After many hours of labor under terrifying conditions, Loftberg and Harris were able to bring the heavy rope aboard the barge and secure it to the windlass. By this time darkness had arrived.

With nightfall, huge searchlights were erected and trained on the scow and rescue rope. A breeches buoy (a chair like attachment) followed the line but became snarled half way across.

At 3 a.m. on Wednesday August 7th, Red Hill Sr. went out hand over hand along the rope as his body was tugged by the current of the rapids. Red Hill Sr. reached the tangled breech buoy and worked for hours until he was able to untangle it in order to allow the rescue.

With the arrival of dawn, thousands of people crowded the shoreline watching this drama unfold. At 8:30 a.m., Red Hill journeyed out again. This time Hill got within 130 feet (40m) from the scow. Here he was able to talk to Loftberg and Harris. Hill discovered that one of the small coils of rope on the scow was wound around the big rope from the breeches-buoy, preventing the buoy from getting closer to the scow. Hill tried to shout directions to Loftberg and Harris but both had become so weak that they had difficulty untangling the rope. With Hill giving instructions and the persistence of both crew members, the rope was finally untangled. Hill returned to the roof of the Toronto Power House.

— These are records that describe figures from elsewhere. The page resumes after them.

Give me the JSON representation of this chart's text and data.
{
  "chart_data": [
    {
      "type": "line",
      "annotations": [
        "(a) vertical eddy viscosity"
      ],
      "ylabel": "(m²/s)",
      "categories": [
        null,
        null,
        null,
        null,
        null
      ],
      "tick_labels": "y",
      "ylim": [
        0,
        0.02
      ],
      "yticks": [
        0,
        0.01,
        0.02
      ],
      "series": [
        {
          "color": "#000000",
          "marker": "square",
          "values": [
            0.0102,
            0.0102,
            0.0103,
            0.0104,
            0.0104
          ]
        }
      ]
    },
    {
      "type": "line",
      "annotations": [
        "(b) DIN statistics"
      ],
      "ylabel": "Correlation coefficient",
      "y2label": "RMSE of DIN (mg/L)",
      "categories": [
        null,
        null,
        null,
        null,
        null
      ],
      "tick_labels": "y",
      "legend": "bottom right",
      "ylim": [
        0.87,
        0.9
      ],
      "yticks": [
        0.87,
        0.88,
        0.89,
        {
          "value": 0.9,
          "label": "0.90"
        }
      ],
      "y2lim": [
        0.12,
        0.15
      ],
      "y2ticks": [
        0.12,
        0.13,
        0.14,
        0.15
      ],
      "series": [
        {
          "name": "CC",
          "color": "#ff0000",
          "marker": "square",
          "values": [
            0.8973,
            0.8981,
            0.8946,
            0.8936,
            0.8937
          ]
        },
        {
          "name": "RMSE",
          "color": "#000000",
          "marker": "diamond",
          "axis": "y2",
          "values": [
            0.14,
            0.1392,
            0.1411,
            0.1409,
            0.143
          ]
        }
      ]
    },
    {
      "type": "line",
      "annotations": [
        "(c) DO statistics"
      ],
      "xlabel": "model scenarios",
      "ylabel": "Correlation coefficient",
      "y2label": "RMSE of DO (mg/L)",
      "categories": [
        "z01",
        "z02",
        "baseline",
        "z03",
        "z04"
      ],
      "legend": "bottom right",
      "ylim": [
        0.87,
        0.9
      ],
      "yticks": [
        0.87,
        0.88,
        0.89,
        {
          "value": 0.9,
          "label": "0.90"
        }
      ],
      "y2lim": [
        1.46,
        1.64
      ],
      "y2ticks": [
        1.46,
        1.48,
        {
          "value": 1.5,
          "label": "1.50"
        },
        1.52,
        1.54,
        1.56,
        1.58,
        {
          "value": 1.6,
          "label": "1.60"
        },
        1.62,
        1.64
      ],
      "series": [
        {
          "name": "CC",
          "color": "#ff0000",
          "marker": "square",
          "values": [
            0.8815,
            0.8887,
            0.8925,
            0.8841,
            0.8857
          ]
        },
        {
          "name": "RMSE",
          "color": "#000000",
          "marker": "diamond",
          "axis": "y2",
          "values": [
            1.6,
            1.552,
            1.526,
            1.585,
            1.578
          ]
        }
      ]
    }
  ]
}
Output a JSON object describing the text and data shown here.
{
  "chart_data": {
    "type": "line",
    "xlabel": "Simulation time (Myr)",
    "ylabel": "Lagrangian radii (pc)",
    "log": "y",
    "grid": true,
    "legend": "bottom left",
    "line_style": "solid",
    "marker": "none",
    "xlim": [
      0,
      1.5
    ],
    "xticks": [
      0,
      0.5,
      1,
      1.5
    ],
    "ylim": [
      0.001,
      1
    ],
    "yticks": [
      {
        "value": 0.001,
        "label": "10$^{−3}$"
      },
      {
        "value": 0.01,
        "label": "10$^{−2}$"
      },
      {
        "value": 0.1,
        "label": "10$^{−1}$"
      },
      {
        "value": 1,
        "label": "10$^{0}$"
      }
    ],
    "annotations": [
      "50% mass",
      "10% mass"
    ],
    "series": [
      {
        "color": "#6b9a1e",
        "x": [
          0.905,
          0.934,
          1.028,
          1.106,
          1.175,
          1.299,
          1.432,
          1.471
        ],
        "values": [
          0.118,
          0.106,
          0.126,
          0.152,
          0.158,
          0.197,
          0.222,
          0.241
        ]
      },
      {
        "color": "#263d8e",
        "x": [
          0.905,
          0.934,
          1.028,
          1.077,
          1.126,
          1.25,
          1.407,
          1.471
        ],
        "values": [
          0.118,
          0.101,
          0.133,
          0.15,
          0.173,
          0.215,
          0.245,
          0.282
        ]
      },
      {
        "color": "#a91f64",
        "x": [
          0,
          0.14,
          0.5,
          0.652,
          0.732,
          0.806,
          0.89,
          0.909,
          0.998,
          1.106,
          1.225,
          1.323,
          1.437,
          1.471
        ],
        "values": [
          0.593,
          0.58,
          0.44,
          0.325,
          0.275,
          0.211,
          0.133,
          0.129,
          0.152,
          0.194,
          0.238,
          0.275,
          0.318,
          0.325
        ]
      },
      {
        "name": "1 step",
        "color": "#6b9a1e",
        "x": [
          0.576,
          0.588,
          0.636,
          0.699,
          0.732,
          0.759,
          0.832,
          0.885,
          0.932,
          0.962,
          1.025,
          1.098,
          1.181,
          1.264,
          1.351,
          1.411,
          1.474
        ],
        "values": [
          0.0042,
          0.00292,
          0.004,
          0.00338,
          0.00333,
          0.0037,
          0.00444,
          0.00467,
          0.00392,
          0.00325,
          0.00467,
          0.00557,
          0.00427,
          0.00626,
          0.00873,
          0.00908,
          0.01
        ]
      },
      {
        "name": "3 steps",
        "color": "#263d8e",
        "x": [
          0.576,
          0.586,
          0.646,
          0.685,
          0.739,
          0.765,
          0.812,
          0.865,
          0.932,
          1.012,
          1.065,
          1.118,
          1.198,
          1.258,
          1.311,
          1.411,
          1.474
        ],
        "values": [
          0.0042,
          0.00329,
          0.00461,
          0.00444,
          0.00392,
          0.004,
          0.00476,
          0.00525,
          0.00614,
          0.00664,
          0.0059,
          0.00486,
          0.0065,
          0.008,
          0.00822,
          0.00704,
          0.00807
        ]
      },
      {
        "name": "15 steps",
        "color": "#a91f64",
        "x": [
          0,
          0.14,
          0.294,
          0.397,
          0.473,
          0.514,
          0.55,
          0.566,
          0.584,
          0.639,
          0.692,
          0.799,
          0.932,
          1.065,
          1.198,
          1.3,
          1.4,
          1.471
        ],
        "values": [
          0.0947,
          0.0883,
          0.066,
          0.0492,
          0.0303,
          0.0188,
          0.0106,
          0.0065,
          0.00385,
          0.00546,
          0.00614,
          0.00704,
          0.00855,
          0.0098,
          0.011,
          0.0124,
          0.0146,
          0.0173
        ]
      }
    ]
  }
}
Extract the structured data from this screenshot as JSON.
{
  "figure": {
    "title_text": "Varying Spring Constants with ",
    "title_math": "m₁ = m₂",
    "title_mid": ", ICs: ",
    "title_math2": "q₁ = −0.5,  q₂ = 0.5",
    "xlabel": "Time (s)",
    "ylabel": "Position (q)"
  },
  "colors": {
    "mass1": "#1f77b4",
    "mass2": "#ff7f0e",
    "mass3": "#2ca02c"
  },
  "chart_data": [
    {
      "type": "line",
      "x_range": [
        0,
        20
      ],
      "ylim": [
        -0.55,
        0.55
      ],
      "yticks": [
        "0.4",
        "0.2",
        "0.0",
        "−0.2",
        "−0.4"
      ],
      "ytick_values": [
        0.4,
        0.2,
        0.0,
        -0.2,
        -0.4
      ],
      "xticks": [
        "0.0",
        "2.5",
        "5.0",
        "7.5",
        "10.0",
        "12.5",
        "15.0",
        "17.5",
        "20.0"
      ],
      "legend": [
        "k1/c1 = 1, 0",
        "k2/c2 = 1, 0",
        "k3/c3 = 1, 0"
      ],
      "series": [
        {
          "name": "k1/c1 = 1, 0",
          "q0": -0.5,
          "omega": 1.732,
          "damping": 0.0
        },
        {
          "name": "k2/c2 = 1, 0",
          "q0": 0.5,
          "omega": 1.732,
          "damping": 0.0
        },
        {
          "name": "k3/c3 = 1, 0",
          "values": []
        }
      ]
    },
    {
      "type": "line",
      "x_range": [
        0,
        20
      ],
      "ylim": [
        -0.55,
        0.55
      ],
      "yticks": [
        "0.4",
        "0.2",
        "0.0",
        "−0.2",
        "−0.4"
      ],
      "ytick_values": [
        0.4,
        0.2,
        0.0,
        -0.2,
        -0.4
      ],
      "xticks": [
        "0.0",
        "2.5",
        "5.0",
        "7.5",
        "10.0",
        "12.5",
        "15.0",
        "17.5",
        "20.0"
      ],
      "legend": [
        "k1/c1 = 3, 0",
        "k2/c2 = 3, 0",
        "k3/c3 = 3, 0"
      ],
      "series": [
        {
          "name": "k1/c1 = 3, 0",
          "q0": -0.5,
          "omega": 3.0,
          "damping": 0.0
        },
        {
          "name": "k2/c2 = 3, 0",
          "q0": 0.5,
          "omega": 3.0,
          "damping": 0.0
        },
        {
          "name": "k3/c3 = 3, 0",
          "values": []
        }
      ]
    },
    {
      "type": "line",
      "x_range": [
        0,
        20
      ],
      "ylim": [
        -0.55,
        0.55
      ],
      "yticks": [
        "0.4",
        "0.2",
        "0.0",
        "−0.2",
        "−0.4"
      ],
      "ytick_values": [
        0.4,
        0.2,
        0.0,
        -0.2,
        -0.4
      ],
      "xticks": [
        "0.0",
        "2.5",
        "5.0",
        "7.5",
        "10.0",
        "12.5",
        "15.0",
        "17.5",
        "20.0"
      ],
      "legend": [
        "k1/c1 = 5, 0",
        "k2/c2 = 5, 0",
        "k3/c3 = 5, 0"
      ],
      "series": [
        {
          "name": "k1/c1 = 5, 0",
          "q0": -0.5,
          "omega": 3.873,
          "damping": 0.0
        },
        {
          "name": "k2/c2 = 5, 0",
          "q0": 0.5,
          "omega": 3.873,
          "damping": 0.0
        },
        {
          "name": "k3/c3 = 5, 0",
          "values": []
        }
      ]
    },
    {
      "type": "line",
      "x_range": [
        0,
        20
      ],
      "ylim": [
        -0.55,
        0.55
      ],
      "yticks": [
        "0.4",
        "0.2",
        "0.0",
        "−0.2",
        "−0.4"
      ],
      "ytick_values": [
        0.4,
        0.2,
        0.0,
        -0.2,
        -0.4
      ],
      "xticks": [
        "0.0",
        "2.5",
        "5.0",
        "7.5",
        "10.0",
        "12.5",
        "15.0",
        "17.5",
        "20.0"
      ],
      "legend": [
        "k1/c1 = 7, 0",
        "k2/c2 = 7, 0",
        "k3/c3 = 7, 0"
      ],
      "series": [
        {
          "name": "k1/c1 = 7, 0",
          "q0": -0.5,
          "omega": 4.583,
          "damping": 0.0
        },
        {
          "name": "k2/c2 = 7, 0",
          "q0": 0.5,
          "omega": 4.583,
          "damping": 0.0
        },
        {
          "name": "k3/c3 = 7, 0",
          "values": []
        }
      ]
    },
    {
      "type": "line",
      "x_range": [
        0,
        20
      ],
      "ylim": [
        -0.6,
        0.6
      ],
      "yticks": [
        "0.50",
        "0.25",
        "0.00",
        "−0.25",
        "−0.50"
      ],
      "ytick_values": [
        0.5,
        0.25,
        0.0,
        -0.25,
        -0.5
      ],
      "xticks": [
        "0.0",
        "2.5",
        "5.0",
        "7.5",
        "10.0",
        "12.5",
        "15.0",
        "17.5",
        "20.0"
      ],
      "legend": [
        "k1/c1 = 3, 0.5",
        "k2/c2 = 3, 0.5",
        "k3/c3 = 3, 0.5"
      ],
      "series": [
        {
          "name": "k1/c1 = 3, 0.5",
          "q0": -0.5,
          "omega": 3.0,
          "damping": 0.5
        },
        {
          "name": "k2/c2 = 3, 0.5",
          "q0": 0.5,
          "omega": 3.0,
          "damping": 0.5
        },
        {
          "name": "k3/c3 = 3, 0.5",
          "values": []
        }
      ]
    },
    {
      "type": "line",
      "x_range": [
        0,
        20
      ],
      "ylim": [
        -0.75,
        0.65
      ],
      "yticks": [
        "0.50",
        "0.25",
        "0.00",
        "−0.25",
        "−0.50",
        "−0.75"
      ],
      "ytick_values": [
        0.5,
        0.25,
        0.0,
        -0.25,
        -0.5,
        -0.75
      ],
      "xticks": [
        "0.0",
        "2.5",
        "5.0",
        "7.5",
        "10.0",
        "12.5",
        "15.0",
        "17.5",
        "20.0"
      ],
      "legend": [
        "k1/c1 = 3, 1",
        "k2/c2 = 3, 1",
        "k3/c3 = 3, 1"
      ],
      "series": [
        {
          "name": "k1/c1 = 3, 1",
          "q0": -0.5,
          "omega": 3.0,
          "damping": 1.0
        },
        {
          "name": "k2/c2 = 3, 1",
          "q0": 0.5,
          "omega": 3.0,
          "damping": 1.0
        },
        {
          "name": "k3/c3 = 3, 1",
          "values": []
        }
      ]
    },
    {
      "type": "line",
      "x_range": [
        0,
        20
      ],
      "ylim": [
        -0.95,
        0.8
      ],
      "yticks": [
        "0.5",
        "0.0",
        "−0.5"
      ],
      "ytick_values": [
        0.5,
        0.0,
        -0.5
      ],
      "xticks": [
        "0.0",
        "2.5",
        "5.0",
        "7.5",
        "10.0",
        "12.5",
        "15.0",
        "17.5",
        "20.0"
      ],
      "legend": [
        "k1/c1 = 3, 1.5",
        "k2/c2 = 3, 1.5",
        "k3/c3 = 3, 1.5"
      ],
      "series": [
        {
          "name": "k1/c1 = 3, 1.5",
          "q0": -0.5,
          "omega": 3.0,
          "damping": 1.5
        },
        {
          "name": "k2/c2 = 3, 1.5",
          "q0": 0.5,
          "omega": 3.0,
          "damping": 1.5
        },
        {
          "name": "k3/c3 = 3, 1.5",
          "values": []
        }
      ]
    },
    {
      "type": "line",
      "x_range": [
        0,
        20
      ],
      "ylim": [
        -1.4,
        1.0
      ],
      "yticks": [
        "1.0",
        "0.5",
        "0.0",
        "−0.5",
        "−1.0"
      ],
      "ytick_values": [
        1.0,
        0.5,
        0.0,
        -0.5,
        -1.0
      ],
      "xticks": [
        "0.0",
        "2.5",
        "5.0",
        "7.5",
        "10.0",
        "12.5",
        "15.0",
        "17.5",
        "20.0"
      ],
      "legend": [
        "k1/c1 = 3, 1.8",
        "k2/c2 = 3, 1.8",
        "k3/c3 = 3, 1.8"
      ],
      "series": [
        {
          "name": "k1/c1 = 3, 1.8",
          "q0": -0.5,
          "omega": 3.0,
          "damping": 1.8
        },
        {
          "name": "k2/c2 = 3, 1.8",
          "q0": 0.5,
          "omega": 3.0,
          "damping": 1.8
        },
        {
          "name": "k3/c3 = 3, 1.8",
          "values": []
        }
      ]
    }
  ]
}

With Charles Possert and Thomas Darrington, both riggers from the Toronto Power Company working the lines, Hill was able to make his way to the stranded scow. Harris, suffering from hunger and exposure was the first removed from the scow to safety. Loftberg followed. It was 10 a.m. by the time Loftberg was brought safely to shore. William "Red" Hill Sr. was awarded a Carnegie Life Saving Medal for his heroic efforts. The crew of the scow had been rescued without any loss of life.